Programming has been moved off-site — “out of an abundance of caution” — as an industrial toxicologist told the city the soil could pose a risk if ingested, according to the center.
According to a city announcement, soil test results received by the city of Ann Arbor on June 20 found traces of arsenic, cadmium, chromium, copper, lead, zinc, selenium, silver, mercury and some semi and volatile organic compounds.
The soil samples were collected from the planned Nature Playscape construction site and surrounding areas on May 30. The park first asked the city to analyze the soil after discovering an unnatural depression in the woods by the project in April.

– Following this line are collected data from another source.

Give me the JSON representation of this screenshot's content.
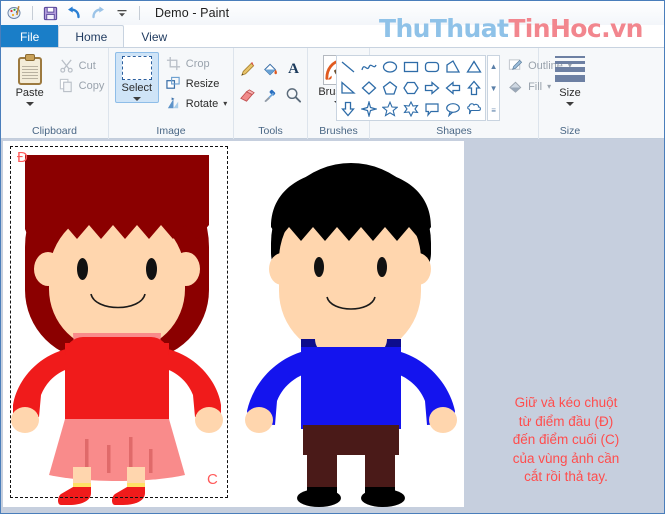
{
  "window": {
    "title": "Demo - Paint",
    "quick_access": [
      {
        "name": "paint-app-icon",
        "glyph": "🎨"
      },
      {
        "name": "save-icon",
        "glyph": "💾"
      },
      {
        "name": "undo-icon",
        "glyph": "↶"
      },
      {
        "name": "redo-icon",
        "glyph": "↷"
      },
      {
        "name": "customize-quick-access-icon",
        "glyph": "▾"
      }
    ]
  },
  "tabs": [
    {
      "label": "File",
      "type": "file"
    },
    {
      "label": "Home",
      "type": "active"
    },
    {
      "label": "View",
      "type": "normal"
    }
  ],
  "ribbon": {
    "clipboard": {
      "label": "Clipboard",
      "paste": "Paste",
      "cut": "Cut",
      "copy": "Copy"
    },
    "image": {
      "label": "Image",
      "select": "Select",
      "crop": "Crop",
      "resize": "Resize",
      "rotate": "Rotate"
    },
    "tools": {
      "label": "Tools",
      "items": [
        {
          "name": "pencil-tool-icon",
          "glyph": "✏"
        },
        {
          "name": "fill-with-color-icon",
          "glyph": "🪣"
        },
        {
          "name": "text-tool-icon",
          "glyph": "A"
        },
        {
          "name": "eraser-tool-icon",
          "glyph": "▬"
        },
        {
          "name": "color-picker-icon",
          "glyph": "💉"
        },
        {
          "name": "magnifier-tool-icon",
          "glyph": "🔍"
        }
      ]
    },
    "brushes": {
      "label": "Brushes",
      "button": "Brushes"
    },
    "shapes": {
      "label": "Shapes",
      "outline": "Outline",
      "fill": "Fill",
      "items": [
        "line",
        "curve",
        "oval",
        "rectangle",
        "rounded-rectangle",
        "polygon",
        "triangle",
        "right-triangle",
        "diamond",
        "pentagon",
        "hexagon",
        "right-arrow",
        "left-arrow",
        "up-arrow",
        "down-arrow",
        "four-point-star",
        "five-point-star",
        "six-point-star",
        "rounded-callout",
        "oval-callout",
        "cloud-callout"
      ]
    },
    "size": {
      "label": "Size",
      "button": "Size"
    }
  },
  "watermark": {
    "part_a": "ThuThuat",
    "part_b": "TinHoc.vn",
    "color_a": "#8fc2e8",
    "color_b": "#f2868e"
  },
  "canvas": {
    "selection_markers": {
      "start": "Đ",
      "end": "C",
      "color": "#ff5a5a"
    },
    "girl": {
      "hair": "#8b0000",
      "skin": "#ffd6ae",
      "top": "#f01b1b",
      "collar": "#f98b8b",
      "skirt": "#f98b8b",
      "socks": "#ffe066",
      "shoes": "#f01b1b"
    },
    "boy": {
      "hair": "#000000",
      "skin": "#ffd6ae",
      "sweater": "#1414ee",
      "collar": "#0d0d8c",
      "pants": "#4a1a18",
      "shoes": "#000000"
    }
  },
  "instruction": {
    "color": "#ff4d4d",
    "lines": [
      "Giữ và kéo chuột",
      "từ điểm đầu (Đ)",
      "đến điểm cuối (C)",
      "của vùng ảnh cần",
      "cắt rồi thả tay."
    ]
  }
}
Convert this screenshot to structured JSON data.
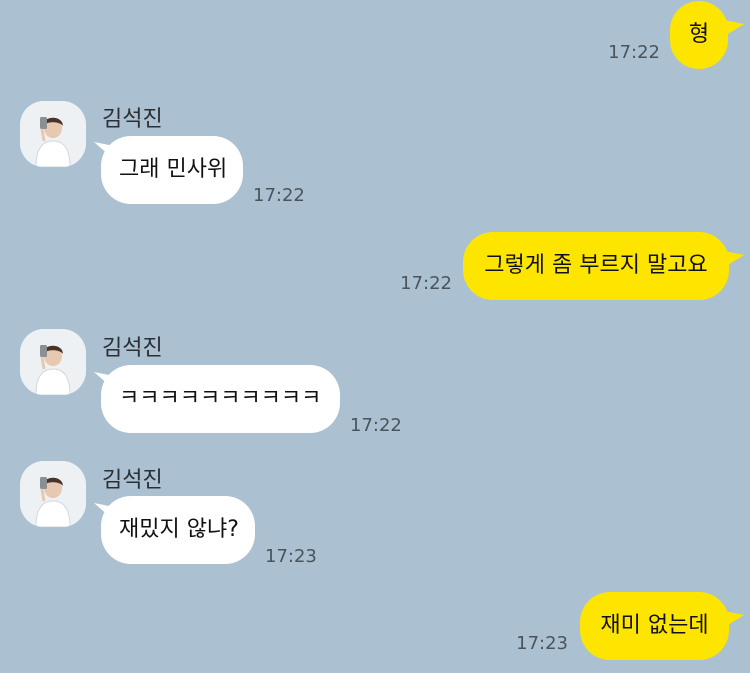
{
  "chat": {
    "messages": [
      {
        "sender": "me",
        "text": "형",
        "time": "17:22"
      },
      {
        "sender": "김석진",
        "text": "그래 민사위",
        "time": "17:22"
      },
      {
        "sender": "me",
        "text": "그렇게 좀 부르지 말고요",
        "time": "17:22"
      },
      {
        "sender": "김석진",
        "text": "ㅋㅋㅋㅋㅋㅋㅋㅋㅋㅋ",
        "time": "17:22"
      },
      {
        "sender": "김석진",
        "text": "재밌지 않냐?",
        "time": "17:23"
      },
      {
        "sender": "me",
        "text": "재미 없는데",
        "time": "17:23"
      }
    ]
  },
  "colors": {
    "background": "#abc1d1",
    "my_bubble": "#fee500",
    "their_bubble": "#ffffff",
    "timestamp": "#4a545c"
  },
  "icons": {
    "profile_avatar": "profile-photo-icon"
  }
}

According to the city, part of the woods may have previously been a dump site for the original owner of the property, a chemical engineer who used the area as the “headquarters” for his work. Ann Arbor officials noted the possible dump site currently has no play structures or programming.
City leaders said results from more comprehensive testing may differ from the initial preliminary report, which they consider “advisory and not determinative.” The Nature Playscape is on hold while Ann Arbor plans to conduct a second round of testing, with results expected by the end of next week.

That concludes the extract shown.